Of course it's sad they lost the native species, but otherwise Darwin's plan is really interesting. They increased the biomass of the island and got forests to grow.
Of course, they might just save themselves a bit of time by introducing all the invasive species at once. Let them duke it out in a battle royale, rather than bringing them in one at a time, to control and/or compete with the previously introduced invasive species.
I don't shed many tears for the species that had a protected niche and never managed to do much with it. In the long run, Earth needs species that can quickly colonize hostile environments and make them more biologically productive.
You -- unless you are a Pygmy or Sen or the like -- are a species that lived in a protected niche for 100,000 or more years without making much of it. Then you -- we -- figured out writing and agriculture and pottery. The next logical step was semiconductor laser photolithographic doping and here we are on the internet sharing photos of cats.

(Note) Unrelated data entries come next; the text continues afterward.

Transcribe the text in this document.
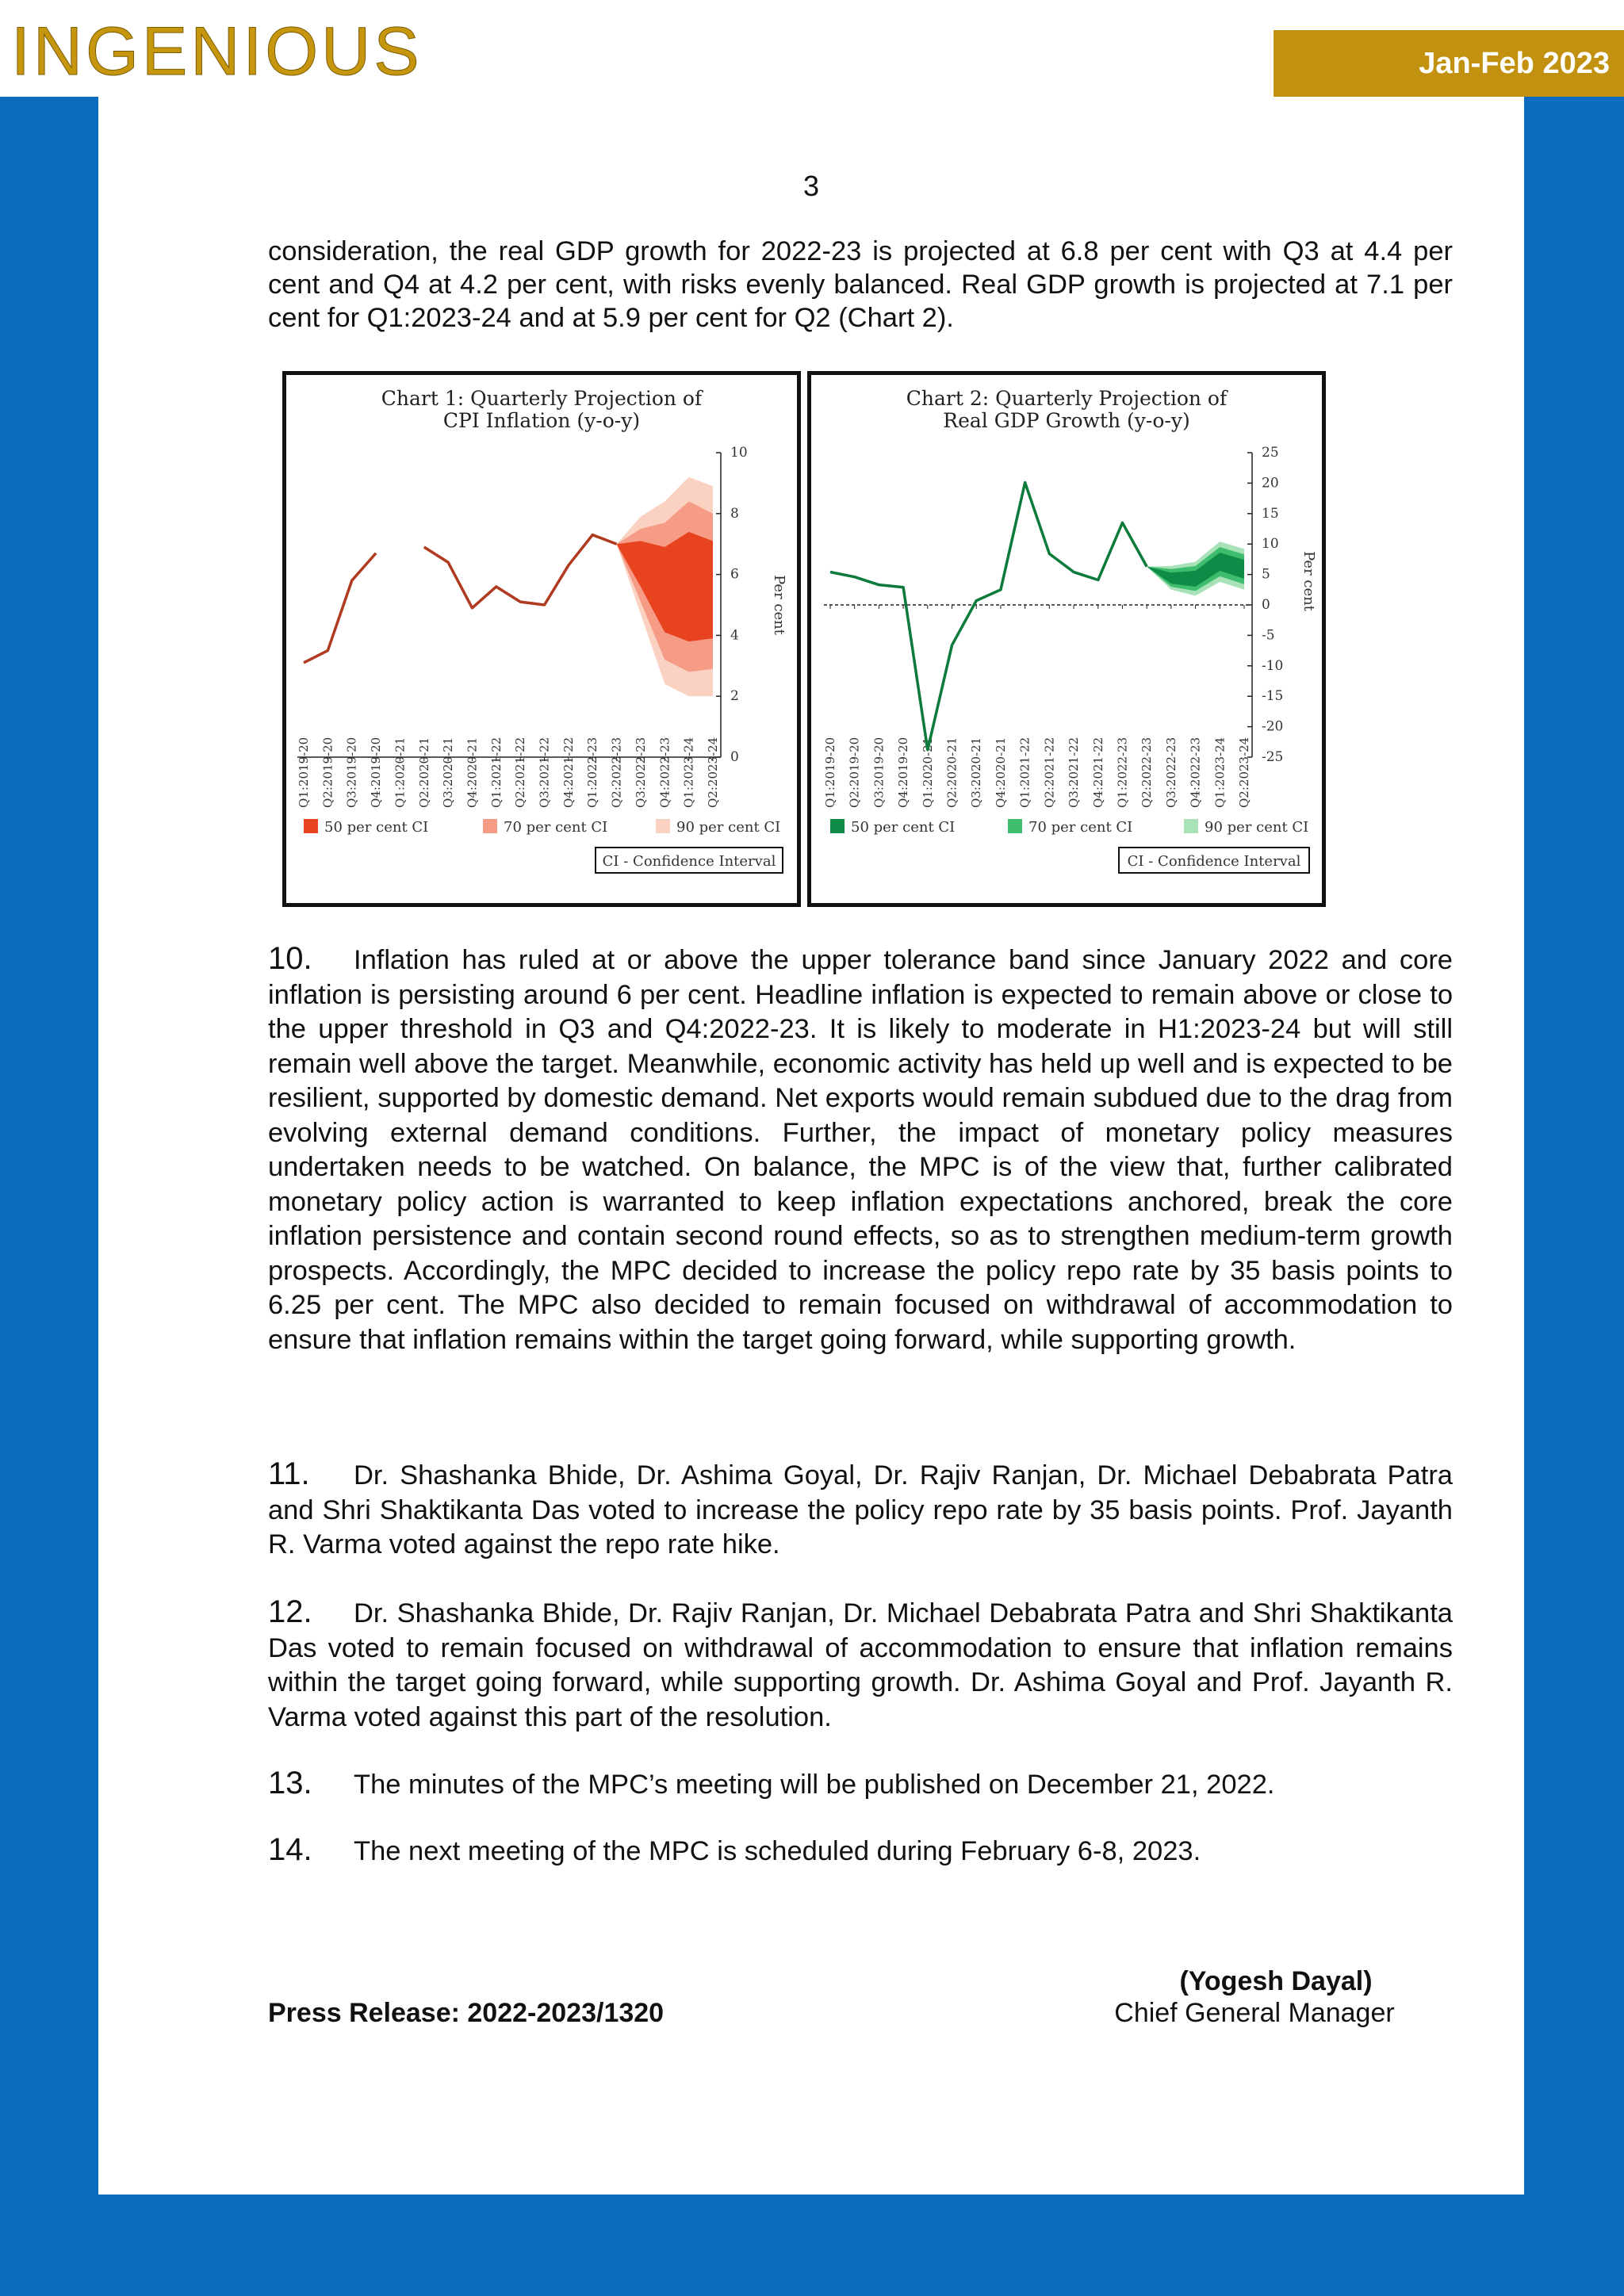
INGENIOUS	Jan-Feb 2023
3
consideration, the real GDP growth for 2022-23 is projected at 6.8 per cent with Q3 at 4.4 per cent and Q4 at 4.2 per cent, with risks evenly balanced. Real GDP growth is projected at 7.1 per cent for Q1:2023-24 and at 5.9 per cent for Q2 (Chart 2).
Chart 1: Quarterly Projection of
CPI Inflation (y-o-y)
Per cent
50 per cent CI	70 per cent CI	90 per cent CI
CI - Confidence Interval
0
2
4
6
8
10
Q1:2019-20 Q2:2019-20 Q3:2019-20 Q4:2019-20 Q1:2020-21 Q2:2020-21 Q3:2020-21 Q4:2020-21 Q1:2021-22 Q2:2021-22 Q3:2021-22 Q4:2021-22 Q1:2022-23 Q2:2022-23 Q3:2022-23 Q4:2022-23 Q1:2023-24 Q2:2023-24
Chart 2: Quarterly Projection of
Real GDP Growth (y-o-y)
Per cent
50 per cent CI	70 per cent CI	90 per cent CI
CI - Confidence Interval
25
20
15
10
5
0
-5
-10
-15
-20
-25
Q1:2019-20 Q2:2019-20 Q3:2019-20 Q4:2019-20 Q1:2020-21 Q2:2020-21 Q3:2020-21 Q4:2020-21 Q1:2021-22 Q2:2021-22 Q3:2021-22 Q4:2021-22 Q1:2022-23 Q2:2022-23 Q3:2022-23 Q4:2022-23 Q1:2023-24 Q2:2023-24
10. Inflation has ruled at or above the upper tolerance band since January 2022 and core inflation is persisting around 6 per cent. Headline inflation is expected to remain above or close to the upper threshold in Q3 and Q4:2022-23. It is likely to moderate in H1:2023-24 but will still remain well above the target. Meanwhile, economic activity has held up well and is expected to be resilient, supported by domestic demand. Net exports would remain subdued due to the drag from evolving external demand conditions. Further, the impact of monetary policy measures undertaken needs to be watched. On balance, the MPC is of the view that, further calibrated monetary policy action is warranted to keep inflation expectations anchored, break the core inflation persistence and contain second round effects, so as to strengthen medium-term growth prospects. Accordingly, the MPC decided to increase the policy repo rate by 35 basis points to 6.25 per cent. The MPC also decided to remain focused on withdrawal of accommodation to ensure that inflation remains within the target going forward, while supporting growth.
11. Dr. Shashanka Bhide, Dr. Ashima Goyal, Dr. Rajiv Ranjan, Dr. Michael Debabrata Patra and Shri Shaktikanta Das voted to increase the policy repo rate by 35 basis points. Prof. Jayanth R. Varma voted against the repo rate hike.
12. Dr. Shashanka Bhide, Dr. Rajiv Ranjan, Dr. Michael Debabrata Patra and Shri Shaktikanta Das voted to remain focused on withdrawal of accommodation to ensure that inflation remains within the target going forward, while supporting growth. Dr. Ashima Goyal and Prof. Jayanth R. Varma voted against this part of the resolution.
13. The minutes of the MPC’s meeting will be published on December 21, 2022.
14. The next meeting of the MPC is scheduled during February 6-8, 2023.
Press Release: 2022-2023/1320
(Yogesh Dayal)
Chief General Manager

So let's hear a cheer for protection from hostile environments.
If your species left Ascension Island and went on to become the dominant species on the entire planet, please raise your... appendage.
It wasn't until humanity left its protected niche that it really did anything interesting. And now we are the only ones capable of intentionally spreading life to other planets. So if your species took a gamble and made an alliance with humanity early, congratulations, you get to survive the planet-death extinction event someday. Good job, dogs and apple trees! Poor show, guinea worm and smallpox.
I don't shed many tears for the species that had a protected niche and never managed to do much with it. In the long run, Earth needs species that can quickly colonize hostile environments and make them more biologically productive.